Edna Bonacich - Professor of sociology at
the University of California, San Diego, and co-author of "Behind
the Label: Inequality in the Los Angeles Apparel Industry" spoke
on “Labor, Immigration and Global Production”.
LOCATION:
University of California - Santa
Barabara, California
DATE:
May 1 - 4, 2003
TITLE:
Towards a Critical Globalization Studies: Continued Debates,
New Directions, and Neglected Topics
In May of 2002 the very first annual conference of
the North American GSA was held at Loyola University in Chicago.
Jointly sponsored by the GSA and the department of sociology at
Loyola University, the conference theme was ‘Globalisation and Social
Justice’. It proved to be a highly successful event with over fifty
papers and workshops, covering a broad spectrum of themes concerning
issues of global social justice. The keynote speakers were also
excellent and included Leslie Sklair, one of GSA/UK’s vice presidents,
who played a prominent role at the conference as a whole.
The quality of the papers was extremely high and they generated
many hours of intensive and exciting discussion and argument.

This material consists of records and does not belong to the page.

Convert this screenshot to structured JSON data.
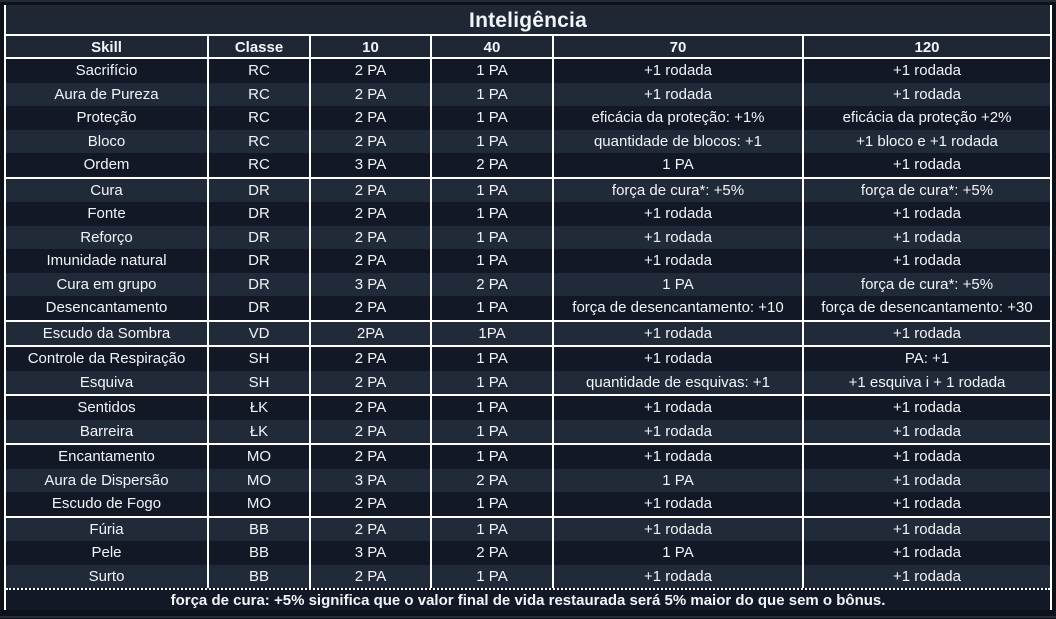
{
  "title": "Inteligência",
  "columns": [
    "Skill",
    "Classe",
    "10",
    "40",
    "70",
    "120"
  ],
  "column_names": [
    "skill-cell",
    "classe-cell",
    "value-10-cell",
    "value-40-cell",
    "value-70-cell",
    "value-120-cell"
  ],
  "groups": [
    {
      "classe": "RC",
      "rows": [
        [
          "Sacrifício",
          "RC",
          "2 PA",
          "1 PA",
          "+1 rodada",
          "+1 rodada"
        ],
        [
          "Aura de Pureza",
          "RC",
          "2 PA",
          "1 PA",
          "+1 rodada",
          "+1 rodada"
        ],
        [
          "Proteção",
          "RC",
          "2 PA",
          "1 PA",
          "eficácia da proteção: +1%",
          "eficácia da proteção +2%"
        ],
        [
          "Bloco",
          "RC",
          "2 PA",
          "1 PA",
          "quantidade de blocos: +1",
          "+1 bloco e +1 rodada"
        ],
        [
          "Ordem",
          "RC",
          "3 PA",
          "2 PA",
          "1 PA",
          "+1 rodada"
        ]
      ]
    },
    {
      "classe": "DR",
      "rows": [
        [
          "Cura",
          "DR",
          "2 PA",
          "1 PA",
          "força de cura*: +5%",
          "força de cura*: +5%"
        ],
        [
          "Fonte",
          "DR",
          "2 PA",
          "1 PA",
          "+1 rodada",
          "+1 rodada"
        ],
        [
          "Reforço",
          "DR",
          "2 PA",
          "1 PA",
          "+1 rodada",
          "+1 rodada"
        ],
        [
          "Imunidade natural",
          "DR",
          "2 PA",
          "1 PA",
          "+1 rodada",
          "+1 rodada"
        ],
        [
          "Cura em grupo",
          "DR",
          "3 PA",
          "2 PA",
          "1 PA",
          "força de cura*: +5%"
        ],
        [
          "Desencantamento",
          "DR",
          "2 PA",
          "1 PA",
          "força de desencantamento: +10",
          "força de desencantamento: +30"
        ]
      ]
    },
    {
      "classe": "VD",
      "rows": [
        [
          "Escudo da Sombra",
          "VD",
          "2PA",
          "1PA",
          "+1 rodada",
          "+1 rodada"
        ]
      ]
    },
    {
      "classe": "SH",
      "rows": [
        [
          "Controle da Respiração",
          "SH",
          "2 PA",
          "1 PA",
          "+1 rodada",
          "PA: +1"
        ],
        [
          "Esquiva",
          "SH",
          "2 PA",
          "1 PA",
          "quantidade de esquivas: +1",
          "+1 esquiva i + 1 rodada"
        ]
      ]
    },
    {
      "classe": "ŁK",
      "rows": [
        [
          "Sentidos",
          "ŁK",
          "2 PA",
          "1 PA",
          "+1 rodada",
          "+1 rodada"
        ],
        [
          "Barreira",
          "ŁK",
          "2 PA",
          "1 PA",
          "+1 rodada",
          "+1 rodada"
        ]
      ]
    },
    {
      "classe": "MO",
      "rows": [
        [
          "Encantamento",
          "MO",
          "2 PA",
          "1 PA",
          "+1 rodada",
          "+1 rodada"
        ],
        [
          "Aura de Dispersão",
          "MO",
          "3 PA",
          "2 PA",
          "1 PA",
          "+1 rodada"
        ],
        [
          "Escudo de Fogo",
          "MO",
          "2 PA",
          "1 PA",
          "+1 rodada",
          "+1 rodada"
        ]
      ]
    },
    {
      "classe": "BB",
      "rows": [
        [
          "Fúria",
          "BB",
          "2 PA",
          "1 PA",
          "+1 rodada",
          "+1 rodada"
        ],
        [
          "Pele",
          "BB",
          "3 PA",
          "2 PA",
          "1 PA",
          "+1 rodada"
        ],
        [
          "Surto",
          "BB",
          "2 PA",
          "1 PA",
          "+1 rodada",
          "+1 rodada"
        ]
      ]
    }
  ],
  "footnote": "força de cura: +5% significa que o valor final de vida restaurada será 5% maior do que sem o bônus.",
  "colors": {
    "page_bg": "#0d1118",
    "header_bg": "#1f2735",
    "row_dark": "#121826",
    "row_light": "#212a39",
    "border": "#ffffff",
    "text": "#f2f4f8",
    "accent_line": "#232c3c"
  }
}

Academics
from an impressively wide range of disciplines and research areas
came from far and wide across the United States. However, there
were also a number of speakers and participants who were political
activists, such as current or former trade union organizers or people
presently involved in various fair trade campaigns linked partly
to student protests around the campuses of the US.

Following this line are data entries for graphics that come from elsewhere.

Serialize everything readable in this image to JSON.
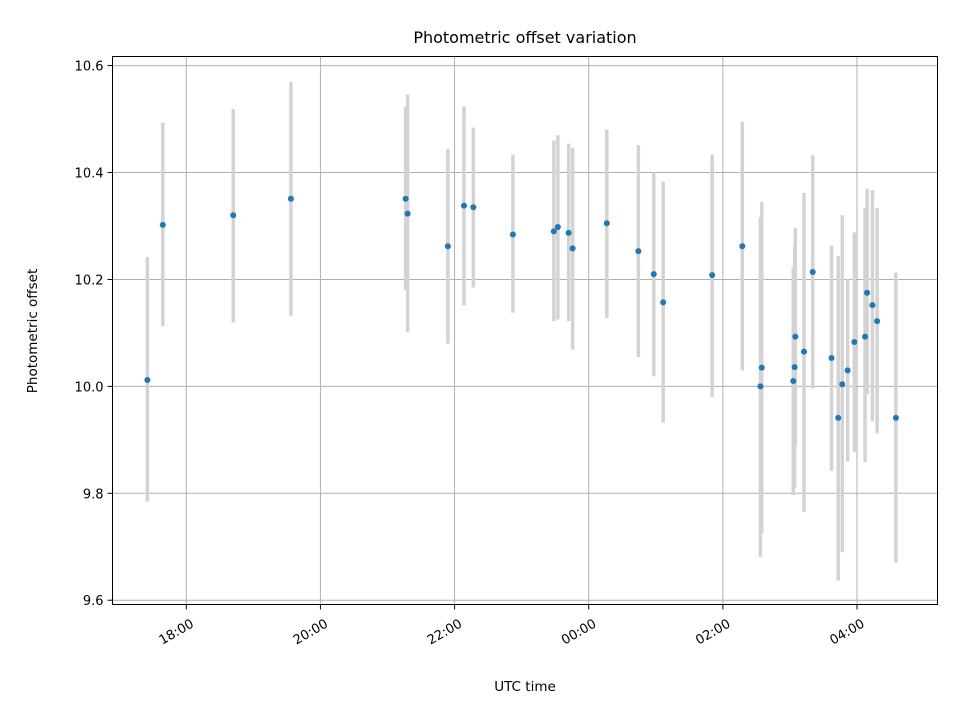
{
  "chart_data": {
    "type": "scatter",
    "title": "Photometric offset variation",
    "xlabel": "UTC time",
    "ylabel": "Photometric offset",
    "x_unit": "hours since 00:00 UTC (day 1 = 0)",
    "xlim": [
      -7.1,
      5.2
    ],
    "ylim": [
      9.592,
      10.617
    ],
    "x_ticks": [
      {
        "value": -6,
        "label": "18:00"
      },
      {
        "value": -4,
        "label": "20:00"
      },
      {
        "value": -2,
        "label": "22:00"
      },
      {
        "value": 0,
        "label": "00:00"
      },
      {
        "value": 2,
        "label": "02:00"
      },
      {
        "value": 4,
        "label": "04:00"
      }
    ],
    "y_ticks": [
      {
        "value": 9.6,
        "label": "9.6"
      },
      {
        "value": 9.8,
        "label": "9.8"
      },
      {
        "value": 10.0,
        "label": "10.0"
      },
      {
        "value": 10.2,
        "label": "10.2"
      },
      {
        "value": 10.4,
        "label": "10.4"
      },
      {
        "value": 10.6,
        "label": "10.6"
      }
    ],
    "grid": true,
    "point_color": "#1f77b4",
    "errorbar_color": "#d3d3d3",
    "points": [
      {
        "x": -6.58,
        "y": 10.012,
        "lo": 9.785,
        "hi": 10.242
      },
      {
        "x": -6.35,
        "y": 10.302,
        "lo": 10.113,
        "hi": 10.493
      },
      {
        "x": -5.3,
        "y": 10.32,
        "lo": 10.12,
        "hi": 10.519
      },
      {
        "x": -4.44,
        "y": 10.351,
        "lo": 10.132,
        "hi": 10.57
      },
      {
        "x": -2.73,
        "y": 10.351,
        "lo": 10.18,
        "hi": 10.523
      },
      {
        "x": -2.7,
        "y": 10.323,
        "lo": 10.101,
        "hi": 10.546
      },
      {
        "x": -2.1,
        "y": 10.262,
        "lo": 10.08,
        "hi": 10.444
      },
      {
        "x": -1.86,
        "y": 10.338,
        "lo": 10.151,
        "hi": 10.524
      },
      {
        "x": -1.72,
        "y": 10.335,
        "lo": 10.185,
        "hi": 10.484
      },
      {
        "x": -1.13,
        "y": 10.284,
        "lo": 10.138,
        "hi": 10.433
      },
      {
        "x": -0.52,
        "y": 10.29,
        "lo": 10.122,
        "hi": 10.46
      },
      {
        "x": -0.46,
        "y": 10.298,
        "lo": 10.125,
        "hi": 10.47
      },
      {
        "x": -0.3,
        "y": 10.287,
        "lo": 10.122,
        "hi": 10.454
      },
      {
        "x": -0.24,
        "y": 10.258,
        "lo": 10.069,
        "hi": 10.446
      },
      {
        "x": 0.27,
        "y": 10.305,
        "lo": 10.128,
        "hi": 10.48
      },
      {
        "x": 0.74,
        "y": 10.253,
        "lo": 10.055,
        "hi": 10.451
      },
      {
        "x": 0.97,
        "y": 10.21,
        "lo": 10.019,
        "hi": 10.4
      },
      {
        "x": 1.11,
        "y": 10.157,
        "lo": 9.932,
        "hi": 10.383
      },
      {
        "x": 1.84,
        "y": 10.208,
        "lo": 9.98,
        "hi": 10.434
      },
      {
        "x": 2.29,
        "y": 10.262,
        "lo": 10.03,
        "hi": 10.495
      },
      {
        "x": 2.56,
        "y": 10.0,
        "lo": 9.681,
        "hi": 10.317
      },
      {
        "x": 2.58,
        "y": 10.035,
        "lo": 9.725,
        "hi": 10.345
      },
      {
        "x": 3.05,
        "y": 10.01,
        "lo": 9.797,
        "hi": 10.223
      },
      {
        "x": 3.07,
        "y": 10.036,
        "lo": 9.81,
        "hi": 10.262
      },
      {
        "x": 3.08,
        "y": 10.093,
        "lo": 9.89,
        "hi": 10.297
      },
      {
        "x": 3.21,
        "y": 10.065,
        "lo": 9.765,
        "hi": 10.362
      },
      {
        "x": 3.34,
        "y": 10.214,
        "lo": 9.996,
        "hi": 10.432
      },
      {
        "x": 3.62,
        "y": 10.053,
        "lo": 9.842,
        "hi": 10.263
      },
      {
        "x": 3.72,
        "y": 9.941,
        "lo": 9.637,
        "hi": 10.244
      },
      {
        "x": 3.78,
        "y": 10.004,
        "lo": 9.69,
        "hi": 10.32
      },
      {
        "x": 3.86,
        "y": 10.03,
        "lo": 9.86,
        "hi": 10.2
      },
      {
        "x": 3.96,
        "y": 10.083,
        "lo": 9.877,
        "hi": 10.288
      },
      {
        "x": 4.12,
        "y": 10.093,
        "lo": 9.858,
        "hi": 10.333
      },
      {
        "x": 4.15,
        "y": 10.175,
        "lo": 9.985,
        "hi": 10.37
      },
      {
        "x": 4.23,
        "y": 10.152,
        "lo": 9.935,
        "hi": 10.367
      },
      {
        "x": 4.3,
        "y": 10.122,
        "lo": 9.912,
        "hi": 10.334
      },
      {
        "x": 4.58,
        "y": 9.941,
        "lo": 9.67,
        "hi": 10.213
      }
    ]
  }
}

Despite the clearly focused sense of realism among the conference
participants concerning the vast problems of social division, social
exclusion and conflict that are currently only too evident in the
world at the present time and the anxieties about the quality of
world political – and especially American – leadership, an encouraging
atmosphere of guarded optimism in relation to the real possibility
of increasingly effective alliances and political struggles against
global poverty was also quite evident.
It was gratifying to encounter quite a number of GSA members who
managed to attend the Chicago conference including three from Britain,
one from Canada and three from the USA. One of the key events scheduled
at the conference was the inauguration of the North American
chapter of the GSA. The first GSA branch or chapter to be established
outside the UK. More than twenty people attended this special meeting
and after some discussion the new branch was duly set-up. What was
particularly encouraging was the number of postgraduate students
who were prepared to become involved in helping to establish the
new North American branch of the USA and, moreover, presence among
these postgraduates and other participants who were people living
in the USA but who had strong links with countries in Central America
and South East Asia. They quite rightly insisted that right from
the outset the new branch must concern itself as deeply as possible
with the problems and themes of Southern peoples and countries if
be a truly global association are to have any meaning.